The sexualization of childhood is currently a great concern. Ten is the new fifteen and eight is the new thirteen. The girls dress up and act older than ever. They go from toys to children in the blink of an eye. Girls are not only concerned about how they look and dress at a young age, but are also concerned about their body image, making them susceptible to dieting and weight management in ways that boys shouldn’t.

Children are certainly entering puberty earlier in a physical sense. An alarming 16% of girls in the UK start puberty at eight years of age. They also seem to be growing faster than ever in a social and behavioral sense. The concern is that girls seem ready for anything at twelve when, in fact, they are still kids emotionally and socially.

Girls have always liked to dress up in their mother’s clothes, but they used to put them back in their mother’s closet after playing dress-up. Now a lot of girls wear adult clothes all the time.

The sexualization of childhood is further proof that the lines between adulthood and childhood are becoming increasingly blurred. Many children these days dress like adults and have adult accessories like cell phones and MP3 players. Nearly 50 percent of children’s parties have some part outsourced to a professional, so it seems like even their parties are just like grown-up ones.

Children seem to pick up on the concerns of adults as well as their advantages. Recent research shows that fear of cancer, terrorism, and being a victim of crime are now top concerns for many ten-year-olds.

The sexualization of childhood has occurred for various reasons.
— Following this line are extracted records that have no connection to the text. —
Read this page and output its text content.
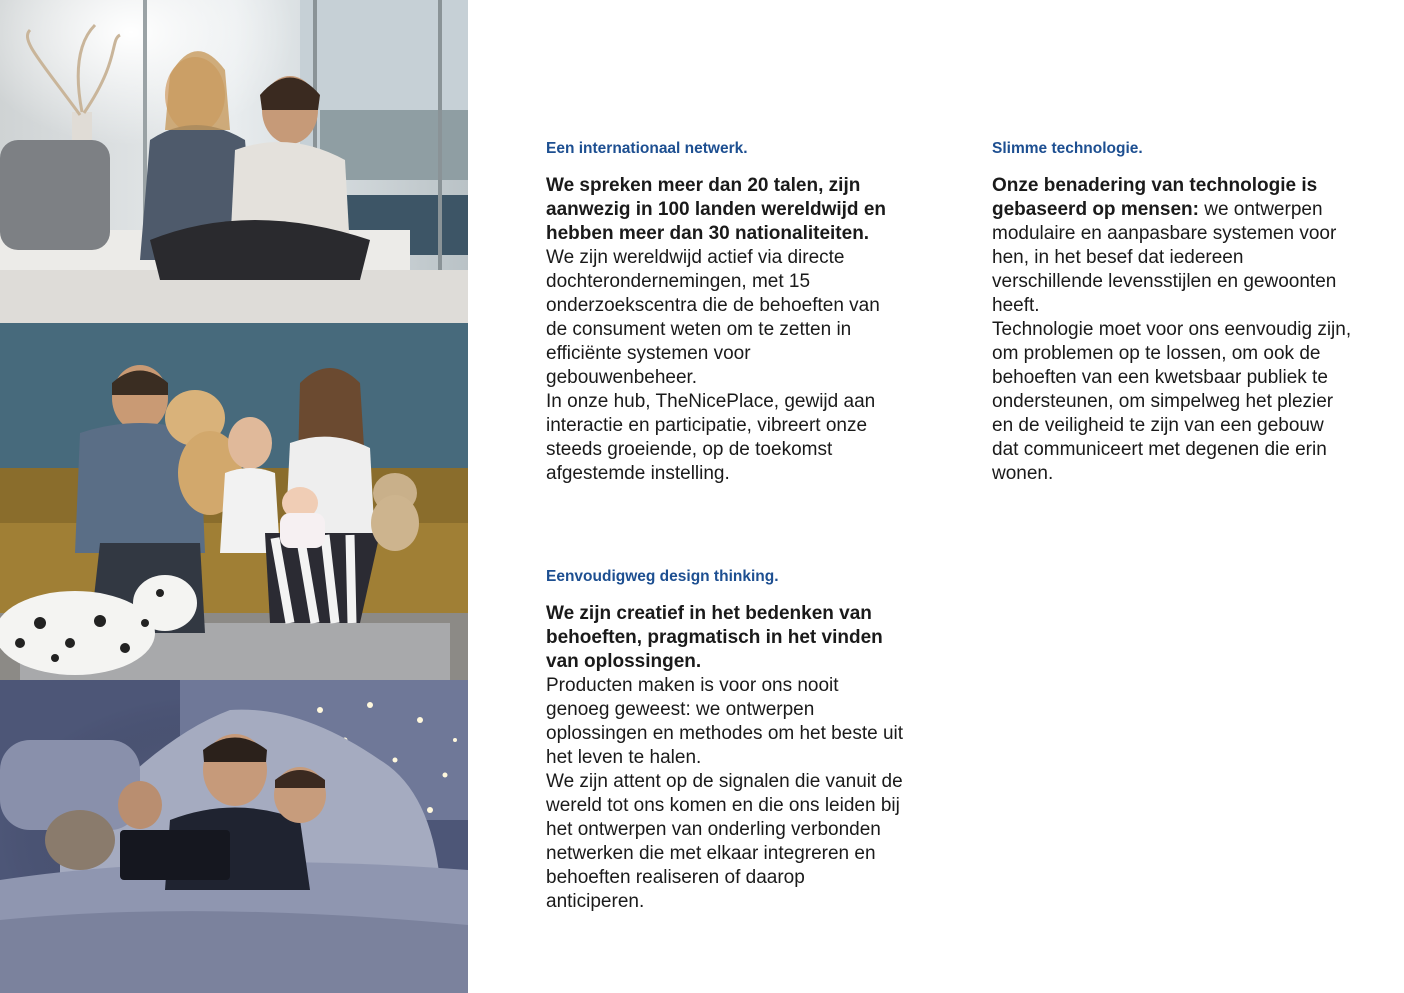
Een internationaal netwerk.

We spreken meer dan 20 talen, zijn aanwezig in 100 landen wereldwijd en hebben meer dan 30 nationaliteiten.
We zijn wereldwijd actief via directe dochterondernemingen, met 15 onderzoekscentra die de behoeften van de consument weten om te zetten in efficiënte systemen voor gebouwenbeheer.
In onze hub, TheNicePlace, gewijd aan interactie en participatie, vibreert onze steeds groeiende, op de toekomst afgestemde instelling.

Eenvoudigweg design thinking.

We zijn creatief in het bedenken van behoeften, pragmatisch in het vinden van oplossingen.
Producten maken is voor ons nooit genoeg geweest: we ontwerpen oplossingen en methodes om het beste uit het leven te halen.
We zijn attent op de signalen die vanuit de wereld tot ons komen en die ons leiden bij het ontwerpen van onderling verbonden netwerken die met elkaar integreren en behoeften realiseren of daarop anticiperen.

Slimme technologie.

Onze benadering van technologie is gebaseerd op mensen: we ontwerpen modulaire en aanpasbare systemen voor hen, in het besef dat iedereen verschillende levensstijlen en gewoonten heeft.
Technologie moet voor ons eenvoudig zijn, om problemen op te lossen, om ook de behoeften van een kwetsbaar publiek te ondersteunen, om simpelweg het plezier en de veiligheid te zijn van een gebouw dat communiceert met degenen die erin wonen.
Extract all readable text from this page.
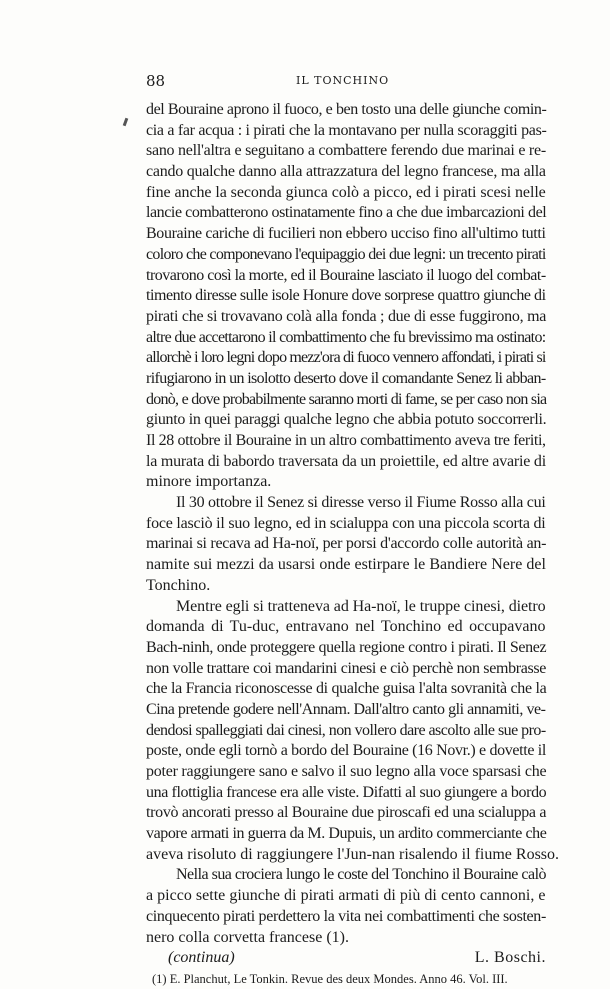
88	IL TONCHINO

del Bouraine aprono il fuoco, e ben tosto una delle giunche comin-
cia a far acqua : i pirati che la montavano per nulla scoraggiti pas-
sano nell'altra e seguitano a combattere ferendo due marinai e re-
cando qualche danno alla attrazzatura del legno francese, ma alla
fine anche la seconda giunca colò a picco, ed i pirati scesi nelle
lancie combatterono ostinatamente fino a che due imbarcazioni del
Bouraine cariche di fucilieri non ebbero ucciso fino all'ultimo tutti
coloro che componevano l'equipaggio dei due legni: un trecento pirati
trovarono così la morte, ed il Bouraine lasciato il luogo del combat-
timento diresse sulle isole Honure dove sorprese quattro giunche di
pirati che si trovavano colà alla fonda ; due di esse fuggirono, ma
altre due accettarono il combattimento che fu brevissimo ma ostinato:
allorchè i loro legni dopo mezz'ora di fuoco vennero affondati, i pirati si
rifugiarono in un isolotto deserto dove il comandante Senez li abban-
donò, e dove probabilmente saranno morti di fame, se per caso non sia
giunto in quei paraggi qualche legno che abbia potuto soccorrerli.
Il 28 ottobre il Bouraine in un altro combattimento aveva tre feriti,
la murata di babordo traversata da un proiettile, ed altre avarie di
minore importanza.

Il 30 ottobre il Senez si diresse verso il Fiume Rosso alla cui
foce lasciò il suo legno, ed in scialuppa con una piccola scorta di
marinai si recava ad Ha-noï, per porsi d'accordo colle autorità an-
namite sui mezzi da usarsi onde estirpare le Bandiere Nere del
Tonchino.

Mentre egli si tratteneva ad Ha-noï, le truppe cinesi, dietro
domanda di Tu-duc, entravano nel Tonchino ed occupavano
Bach-ninh, onde proteggere quella regione contro i pirati. Il Senez
non volle trattare coi mandarini cinesi e ciò perchè non sembrasse
che la Francia riconoscesse di qualche guisa l'alta sovranità che la
Cina pretende godere nell'Annam. Dall'altro canto gli annamiti, ve-
dendosi spalleggiati dai cinesi, non vollero dare ascolto alle sue pro-
poste, onde egli tornò a bordo del Bouraine (16 Novr.) e dovette il
poter raggiungere sano e salvo il suo legno alla voce sparsasi che
una flottiglia francese era alle viste. Difatti al suo giungere a bordo
trovò ancorati presso al Bouraine due piroscafi ed una scialuppa a
vapore armati in guerra da M. Dupuis, un ardito commerciante che
aveva risoluto di raggiungere l'Jun-nan risalendo il fiume Rosso.

Nella sua crociera lungo le coste del Tonchino il Bouraine calò
a picco sette giunche di pirati armati di più di cento cannoni, e
cinquecento pirati perdettero la vita nei combattimenti che sosten-
nero colla corvetta francese (1).

(continua)	L. Boschi.
(1) E. Planchut, Le Tonkin. Revue des deux Mondes. Anno 46. Vol. III.
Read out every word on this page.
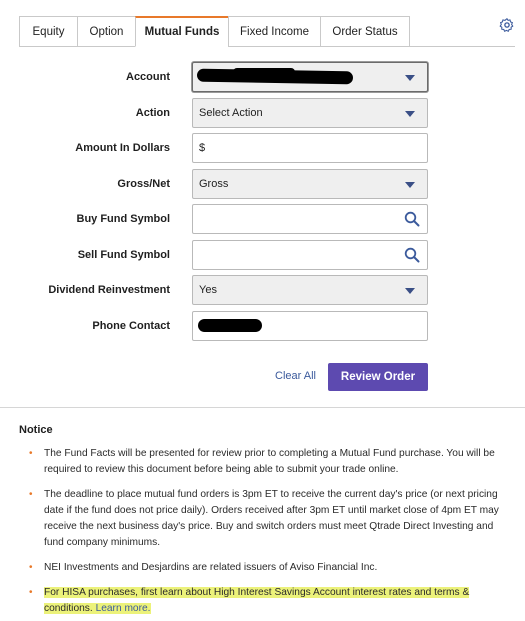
Equity	Option	Mutual Funds	Fixed Income	Order Status
Account
Action	Select Action
Amount In Dollars	$
Gross/Net	Gross
Buy Fund Symbol
Sell Fund Symbol
Dividend Reinvestment	Yes
Phone Contact
Clear All	Review Order
Notice
• The Fund Facts will be presented for review prior to completing a Mutual Fund purchase. You will be required to review this document before being able to submit your trade online.
• The deadline to place mutual fund orders is 3pm ET to receive the current day's price (or next pricing date if the fund does not price daily). Orders received after 3pm ET until market close of 4pm ET may receive the next business day's price. Buy and switch orders must meet Qtrade Direct Investing and fund company minimums.
• NEI Investments and Desjardins are related issuers of Aviso Financial Inc.
• For HISA purchases, first learn about High Interest Savings Account interest rates and terms & conditions. Learn more.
Television shows and music videos are two areas where sexual images bordering on soft-core pornography are openly available for children to view. Combined with the propensity for girls to exert enormous social pressure on each other to conform, the seductive images of adolescence in the media can be hard to resist.

Children pester their parents to buy the clothes and accessories they want. Marketers have identified the following groups of parents as being particularly susceptible: “indulgent,” “kid-friendly,” and “guilty parents.” Children know that if they push their parents hard enough, they will wither away. Combined with the fact that many parents are unsure of their place in the parent-child relationship, then parents are easy prey for girls’ persuasive ways.

To do:

1. It seems necessary for parents to give their daughters firm guidance on the proper clothing for children. Sure, have an ‘older set of clothes’ but keep that set for certain occasions. If you can’t be assertive with an eight-year-old, it’s going to be really hard to work when your daughter turns 14 and gets really persuasive.

2. Adults can help girls to be girls and enjoy their childish activities instead of adolescent type activities. Girls are often conflicted. They have an internal battle between the child and the emerging adolescent. Let the child earn at home. It helps if their parents, particularly their mothers, spend time with them interacting in fun, playful, and childish ways.

3. Adults must be aware of the programs and music videos that young children watch and be willing to censor their viewing. Having televisions in public places, rather than bedrooms, helps in this monitoring process.

What is the concern that children grow up quickly? Just this. The conventional wisdom has been that a long latency period in which children are lost in the mists of childhood is the best preparation for adolescence and beyond. My experience working with children and young people over a long period of time has only reinforced that opinion.